Likewise, Constantine Saadeh, a rheumatologist in Amarillo, Tex., played down the amount of money he received from Medicare, noting that much of it goes toward paying for the drugs.

He received about $1.4 million from Medicare for his use of Remicade, for moderate to severe rheumatoid arthritis. He stands among the most prolific dispensers of the drug in the Medicare records, the data show.

“If you want to know who makes the money, it’s the drug company and the middleman,” he said.

Saadeh said he receives a discount for using large volumes of the drug but dismisses the notion that there’s much money for physicians who administer it. He notes that another practice in the area routinely sends Medicare patients to him for the drug and keeps the patients who have private insurance.
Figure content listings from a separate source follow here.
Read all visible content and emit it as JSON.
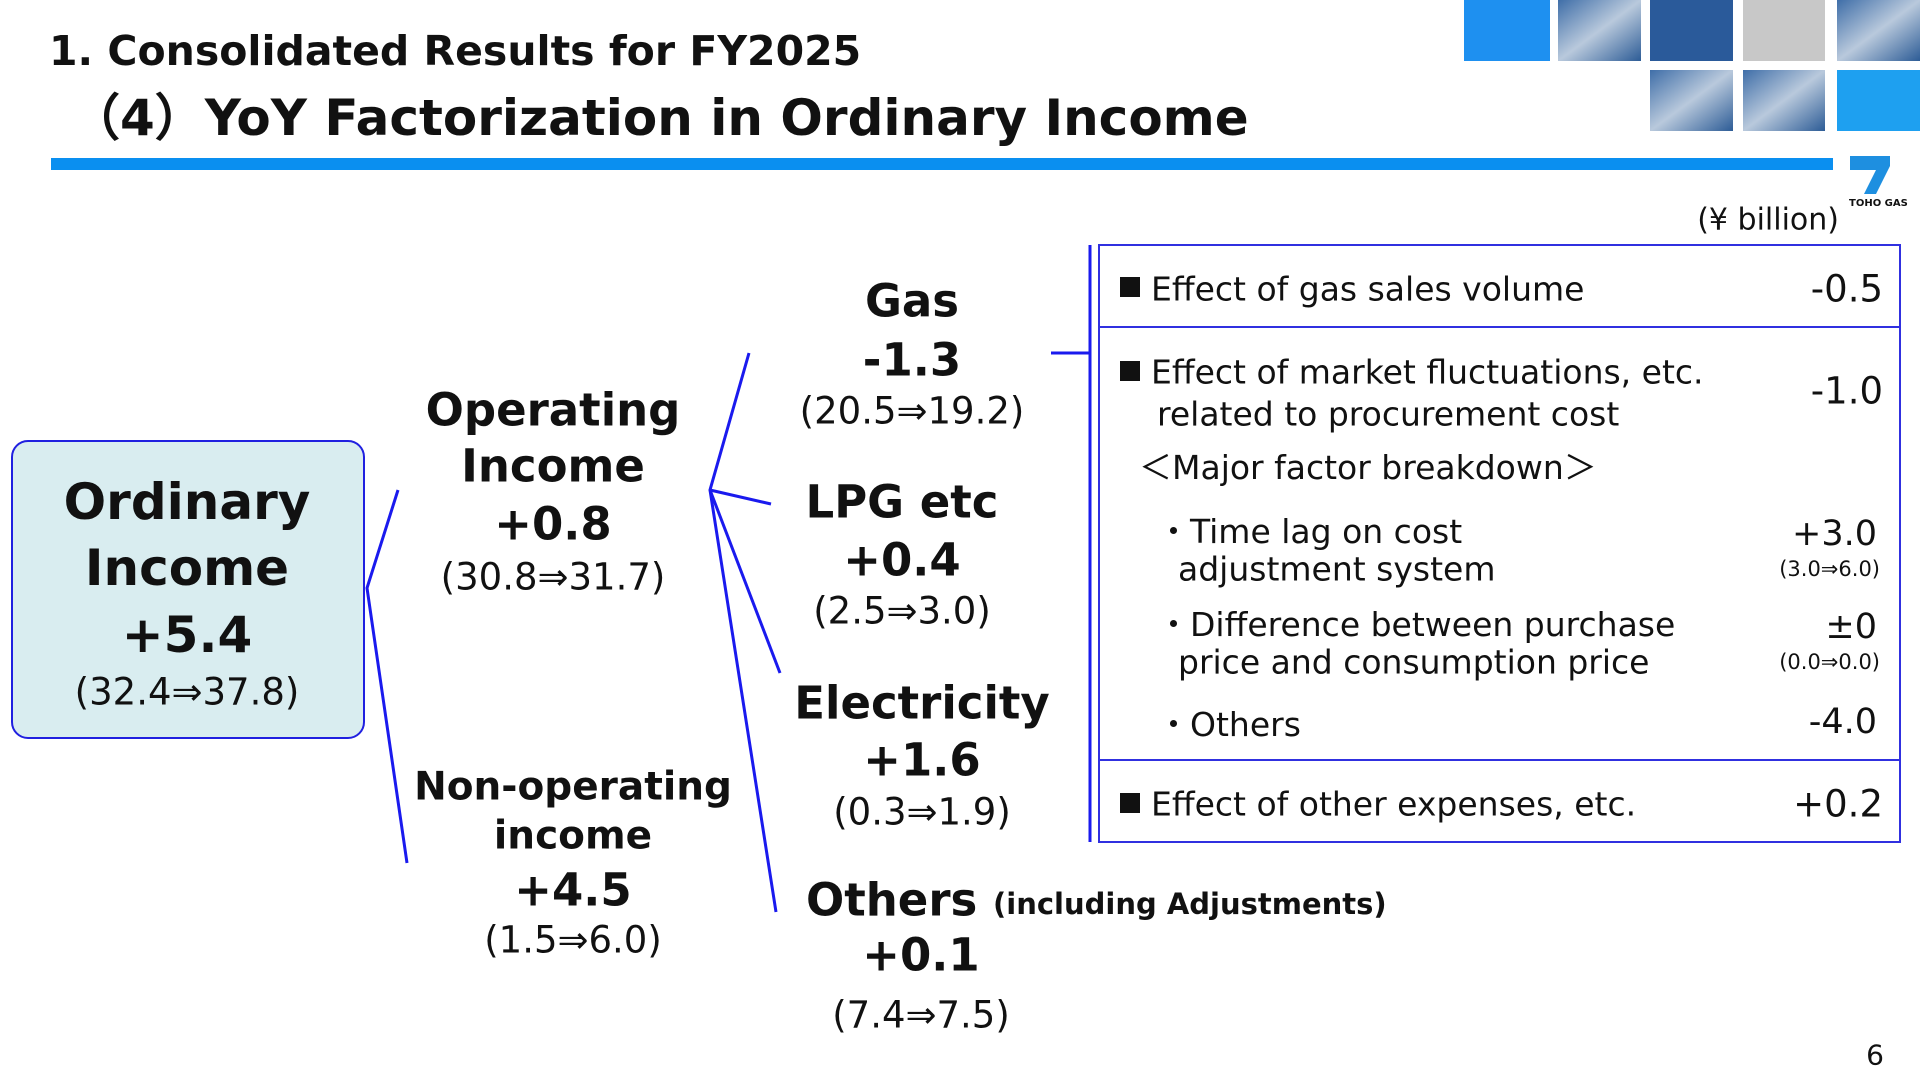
{
  "header": {
    "section": "1.  Consolidated Results for FY2025",
    "title": "（4）YoY Factorization in Ordinary Income",
    "unit": "(¥ billion)",
    "logo": "TOHO GAS",
    "page": "6"
  },
  "nodes": {
    "ordinary": {
      "label1": "Ordinary",
      "label2": "Income",
      "change": "+5.4",
      "detail": "(32.4⇒37.8)"
    },
    "operating": {
      "label1": "Operating",
      "label2": "Income",
      "change": "+0.8",
      "detail": "(30.8⇒31.7)"
    },
    "nonoperating": {
      "label1": "Non-operating",
      "label2": "income",
      "change": "+4.5",
      "detail": "(1.5⇒6.0)"
    },
    "gas": {
      "label": "Gas",
      "change": "-1.3",
      "detail": "(20.5⇒19.2)"
    },
    "lpg": {
      "label": "LPG etc",
      "change": "+0.4",
      "detail": "(2.5⇒3.0)"
    },
    "electricity": {
      "label": "Electricity",
      "change": "+1.6",
      "detail": "(0.3⇒1.9)"
    },
    "others": {
      "label": "Others",
      "note": "(including Adjustments)",
      "change": "+0.1",
      "detail": "(7.4⇒7.5)"
    }
  },
  "table": {
    "volume": {
      "label": "Effect of gas sales volume",
      "value": "-0.5"
    },
    "market": {
      "label1": "Effect of market fluctuations, etc.",
      "label2": "related to procurement cost",
      "value": "-1.0"
    },
    "breakdown": "＜Major factor breakdown＞",
    "timelag": {
      "label1": "・Time lag on cost",
      "label2": "adjustment system",
      "value": "+3.0",
      "detail": "(3.0⇒6.0)"
    },
    "difference": {
      "label1": "・Difference between purchase",
      "label2": "price and consumption price",
      "value": "±0",
      "detail": "(0.0⇒0.0)"
    },
    "others": {
      "label": "・Others",
      "value": "-4.0"
    },
    "expenses": {
      "label": "Effect of other expenses, etc.",
      "value": "+0.2"
    }
  }
}
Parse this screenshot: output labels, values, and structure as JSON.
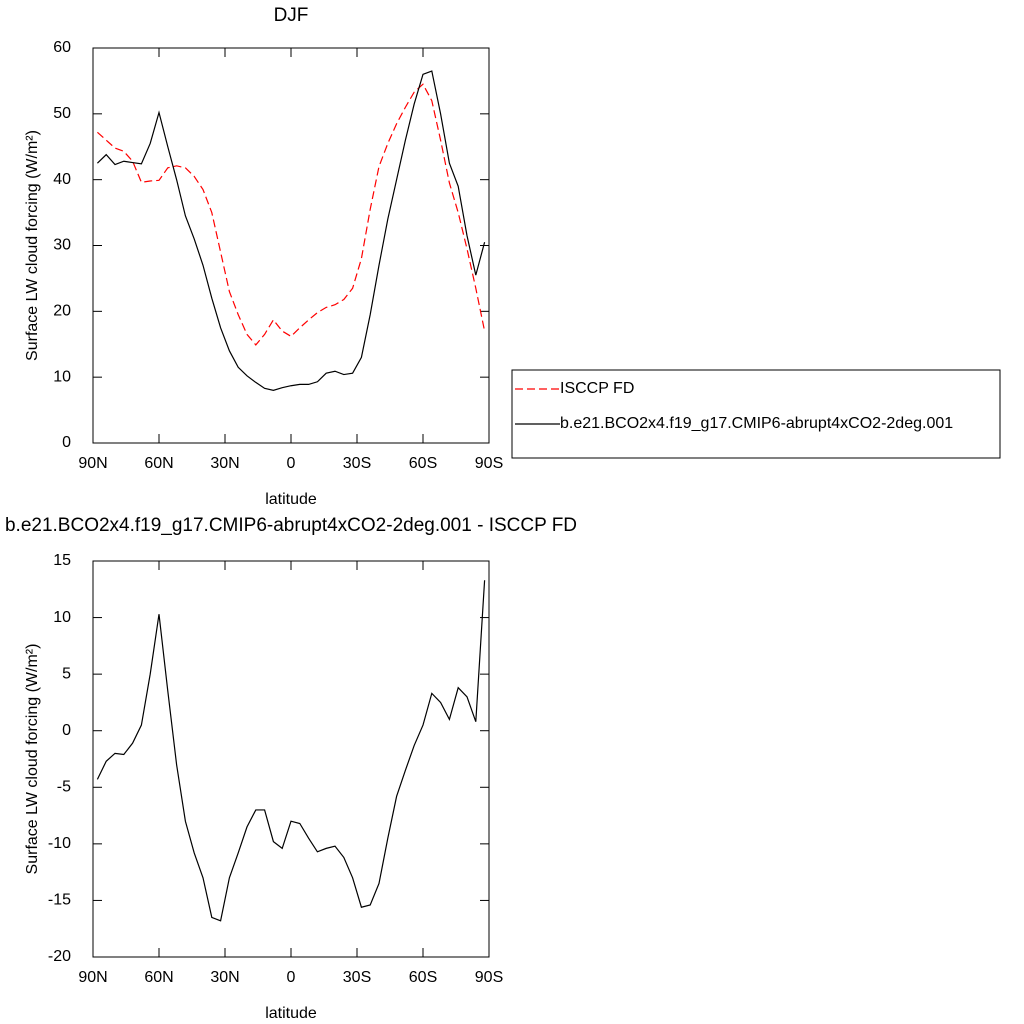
{
  "chart_data": [
    {
      "type": "line",
      "title": "DJF",
      "xlabel": "latitude",
      "ylabel": "Surface LW cloud forcing (W/m²)",
      "x": [
        88,
        84,
        80,
        76,
        72,
        68,
        64,
        60,
        56,
        52,
        48,
        44,
        40,
        36,
        32,
        28,
        24,
        20,
        16,
        12,
        8,
        4,
        0,
        -4,
        -8,
        -12,
        -16,
        -20,
        -24,
        -28,
        -32,
        -36,
        -40,
        -44,
        -48,
        -52,
        -56,
        -60,
        -64,
        -68,
        -72,
        -76,
        -80,
        -84,
        -88
      ],
      "xlim": [
        90,
        -90
      ],
      "xticks": [
        {
          "value": 90,
          "label": "90N"
        },
        {
          "value": 60,
          "label": "60N"
        },
        {
          "value": 30,
          "label": "30N"
        },
        0,
        {
          "value": -30,
          "label": "30S"
        },
        {
          "value": -60,
          "label": "60S"
        },
        {
          "value": -90,
          "label": "90S"
        }
      ],
      "ylim": [
        0,
        60
      ],
      "yticks": [
        0,
        10,
        20,
        30,
        40,
        50,
        60
      ],
      "legend": "right",
      "series": [
        {
          "name": "ISCCP FD",
          "color": "#ff0000",
          "dashed": true,
          "values": [
            47.2,
            46,
            44.8,
            44.3,
            42.8,
            39.6,
            39.8,
            39.9,
            41.8,
            42.1,
            41.8,
            40.5,
            38.5,
            35,
            29,
            23,
            19.5,
            16.5,
            14.9,
            16.5,
            18.7,
            17,
            16.2,
            17.5,
            18.7,
            19.8,
            20.6,
            21,
            21.8,
            23.5,
            28,
            35.5,
            42,
            45.5,
            48.5,
            51,
            53.3,
            54.5,
            52,
            46,
            39.5,
            35,
            29.5,
            23.5,
            17
          ]
        },
        {
          "name": "b.e21.BCO2x4.f19_g17.CMIP6-abrupt4xCO2-2deg.001",
          "color": "#000000",
          "dashed": false,
          "values": [
            42.5,
            43.8,
            42.3,
            42.8,
            42.6,
            42.4,
            45.5,
            50.2,
            45,
            40,
            34.5,
            31,
            27,
            22,
            17.5,
            14,
            11.5,
            10.2,
            9.2,
            8.3,
            8,
            8.4,
            8.7,
            8.9,
            8.9,
            9.3,
            10.6,
            10.9,
            10.4,
            10.6,
            13,
            19.5,
            27,
            34,
            40,
            46,
            51.5,
            56,
            56.5,
            50,
            42.5,
            39,
            31.5,
            25.5,
            30.5
          ]
        }
      ]
    },
    {
      "type": "line",
      "title": "b.e21.BCO2x4.f19_g17.CMIP6-abrupt4xCO2-2deg.001 - ISCCP FD",
      "xlabel": "latitude",
      "ylabel": "Surface LW cloud forcing (W/m²)",
      "x": [
        88,
        84,
        80,
        76,
        72,
        68,
        64,
        60,
        56,
        52,
        48,
        44,
        40,
        36,
        32,
        28,
        24,
        20,
        16,
        12,
        8,
        4,
        0,
        -4,
        -8,
        -12,
        -16,
        -20,
        -24,
        -28,
        -32,
        -36,
        -40,
        -44,
        -48,
        -52,
        -56,
        -60,
        -64,
        -68,
        -72,
        -76,
        -80,
        -84,
        -88
      ],
      "xlim": [
        90,
        -90
      ],
      "xticks": [
        {
          "value": 90,
          "label": "90N"
        },
        {
          "value": 60,
          "label": "60N"
        },
        {
          "value": 30,
          "label": "30N"
        },
        0,
        {
          "value": -30,
          "label": "30S"
        },
        {
          "value": -60,
          "label": "60S"
        },
        {
          "value": -90,
          "label": "90S"
        }
      ],
      "ylim": [
        -20,
        15
      ],
      "yticks": [
        -20,
        -15,
        -10,
        -5,
        0,
        5,
        10,
        15
      ],
      "series": [
        {
          "color": "#000000",
          "dashed": false,
          "values": [
            -4.3,
            -2.7,
            -2,
            -2.1,
            -1.1,
            0.5,
            5,
            10.3,
            3.5,
            -3,
            -8,
            -10.8,
            -13,
            -16.5,
            -16.8,
            -13,
            -10.8,
            -8.5,
            -7,
            -7,
            -9.8,
            -10.4,
            -8,
            -8.2,
            -9.5,
            -10.7,
            -10.4,
            -10.2,
            -11.2,
            -13,
            -15.6,
            -15.4,
            -13.5,
            -9.5,
            -5.8,
            -3.5,
            -1.3,
            0.5,
            3.3,
            2.5,
            1,
            3.8,
            3,
            0.8,
            13.3
          ]
        }
      ]
    }
  ]
}
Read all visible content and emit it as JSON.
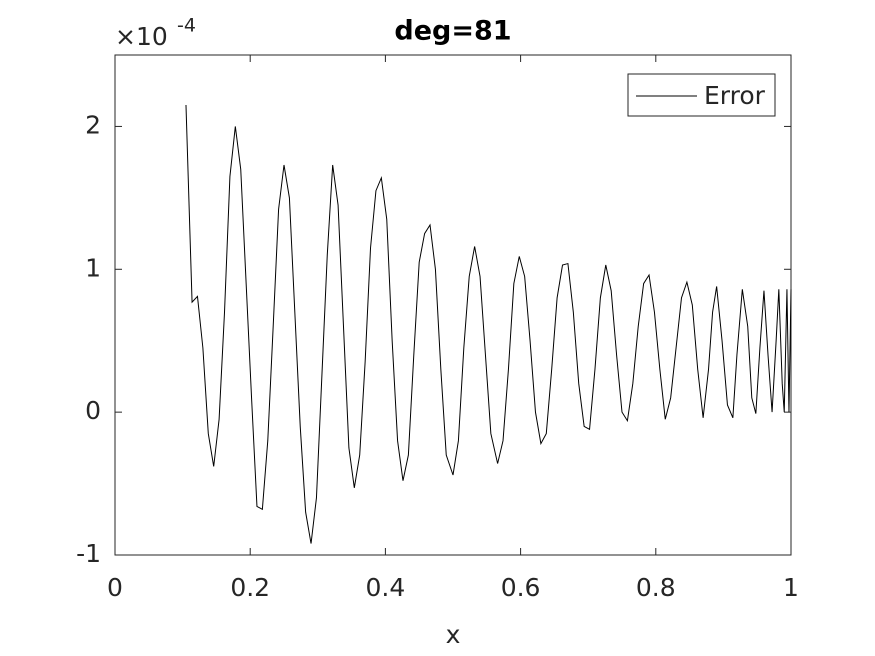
{
  "chart_data": {
    "type": "line",
    "title": "deg=81",
    "xlabel": "x",
    "y_multiplier": "×10",
    "y_exponent": "-4",
    "xlim": [
      0,
      1
    ],
    "xticks": [
      0,
      0.2,
      0.4,
      0.6,
      0.8,
      1
    ],
    "ylim": [
      -1,
      2.5
    ],
    "yticks": [
      -1,
      0,
      1,
      2
    ],
    "grid": false,
    "legend": "northeast",
    "series": [
      {
        "name": "Error",
        "color": "#000000",
        "x": [
          0.105,
          0.114,
          0.122,
          0.13,
          0.138,
          0.146,
          0.154,
          0.162,
          0.17,
          0.178,
          0.186,
          0.194,
          0.202,
          0.21,
          0.218,
          0.226,
          0.234,
          0.242,
          0.25,
          0.258,
          0.266,
          0.274,
          0.282,
          0.29,
          0.298,
          0.306,
          0.314,
          0.322,
          0.33,
          0.338,
          0.346,
          0.354,
          0.362,
          0.37,
          0.378,
          0.386,
          0.394,
          0.402,
          0.41,
          0.418,
          0.426,
          0.434,
          0.442,
          0.45,
          0.458,
          0.466,
          0.474,
          0.482,
          0.49,
          0.5,
          0.508,
          0.516,
          0.524,
          0.532,
          0.54,
          0.548,
          0.556,
          0.566,
          0.574,
          0.582,
          0.59,
          0.598,
          0.606,
          0.614,
          0.622,
          0.63,
          0.638,
          0.646,
          0.654,
          0.662,
          0.67,
          0.678,
          0.686,
          0.694,
          0.702,
          0.71,
          0.718,
          0.726,
          0.734,
          0.742,
          0.75,
          0.758,
          0.766,
          0.774,
          0.782,
          0.79,
          0.798,
          0.806,
          0.814,
          0.822,
          0.83,
          0.838,
          0.846,
          0.854,
          0.862,
          0.87,
          0.878,
          0.884,
          0.89,
          0.898,
          0.906,
          0.914,
          0.92,
          0.928,
          0.936,
          0.942,
          0.948,
          0.954,
          0.96,
          0.966,
          0.972,
          0.978,
          0.982,
          0.987,
          0.99,
          0.994,
          0.997,
          1.0
        ],
        "values": [
          2.15,
          0.77,
          0.81,
          0.45,
          -0.15,
          -0.38,
          -0.05,
          0.7,
          1.65,
          2.0,
          1.7,
          0.9,
          0.1,
          -0.66,
          -0.68,
          -0.2,
          0.6,
          1.42,
          1.73,
          1.5,
          0.7,
          -0.1,
          -0.7,
          -0.92,
          -0.6,
          0.25,
          1.1,
          1.73,
          1.45,
          0.6,
          -0.25,
          -0.53,
          -0.3,
          0.35,
          1.15,
          1.55,
          1.64,
          1.35,
          0.5,
          -0.2,
          -0.48,
          -0.3,
          0.4,
          1.05,
          1.25,
          1.31,
          1.0,
          0.3,
          -0.3,
          -0.44,
          -0.2,
          0.45,
          0.95,
          1.16,
          0.95,
          0.4,
          -0.15,
          -0.36,
          -0.2,
          0.3,
          0.9,
          1.09,
          0.95,
          0.5,
          0.0,
          -0.22,
          -0.15,
          0.3,
          0.8,
          1.03,
          1.04,
          0.7,
          0.2,
          -0.1,
          -0.12,
          0.3,
          0.8,
          1.03,
          0.85,
          0.4,
          0.0,
          -0.06,
          0.2,
          0.6,
          0.9,
          0.96,
          0.7,
          0.3,
          -0.05,
          0.1,
          0.45,
          0.8,
          0.91,
          0.75,
          0.3,
          -0.04,
          0.3,
          0.7,
          0.88,
          0.5,
          0.05,
          -0.04,
          0.4,
          0.86,
          0.6,
          0.1,
          -0.01,
          0.45,
          0.85,
          0.4,
          0.0,
          0.5,
          0.86,
          0.2,
          0.0,
          0.86,
          0.0,
          0.86
        ]
      }
    ]
  }
}
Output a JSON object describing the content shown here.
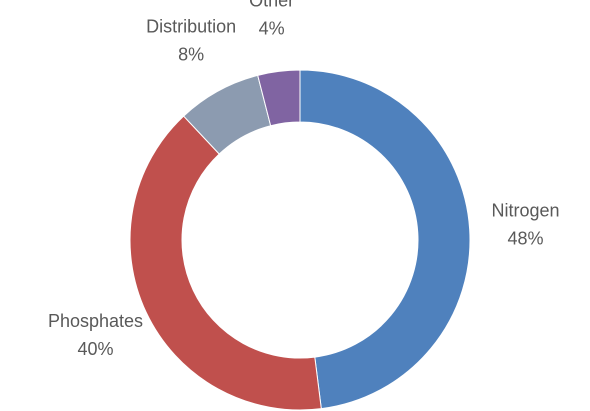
{
  "chart_data": {
    "type": "donut",
    "categories": [
      "Nitrogen",
      "Phosphates",
      "Distribution",
      "Other"
    ],
    "values": [
      48,
      40,
      8,
      4
    ],
    "value_labels": [
      "48%",
      "40%",
      "8%",
      "4%"
    ],
    "colors": [
      "#4f81bd",
      "#c0504d",
      "#8c9bb0",
      "#8064a2"
    ]
  }
}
“We are not doing this because we make tons of money,” he said. “We are taking the referrals that no one wants.”

Removing incentive

Because Medicare generally has paid a doctor the sale price of a drug plus 6 percent, economists and some doctors have long noted that this system gives physicians an economic incentive to use a more expensive medicine: After all, the 6 percent take for doctors rises when the drug’s price does.

Most physicians say financial matters do not affect their drug choices, however.

But the case of epoetin alfa, a drug used to treat anemia in dialysis patients, shows that when the financial incentive is taken away, doctors may use less of the drug.

In 2011, a change by Medicare removed the 6 percent payment incentive; instead, dialysis centers were paid per overall patient treatment. The use of the drug in dialysis patients has dropped 34 percent since then, said Dennis Cotter, president of the Medical Technology and Practice Patterns Institute, a nonprofit think tank based in Bethesda, Md.

The savings were not only financial, he said.

“The patients benefited by the change in that they are no longer being exposed to risky dosages,” he said.

Steven Rich, David S. Fallis and Sandhya Somashekhar contributed to this report.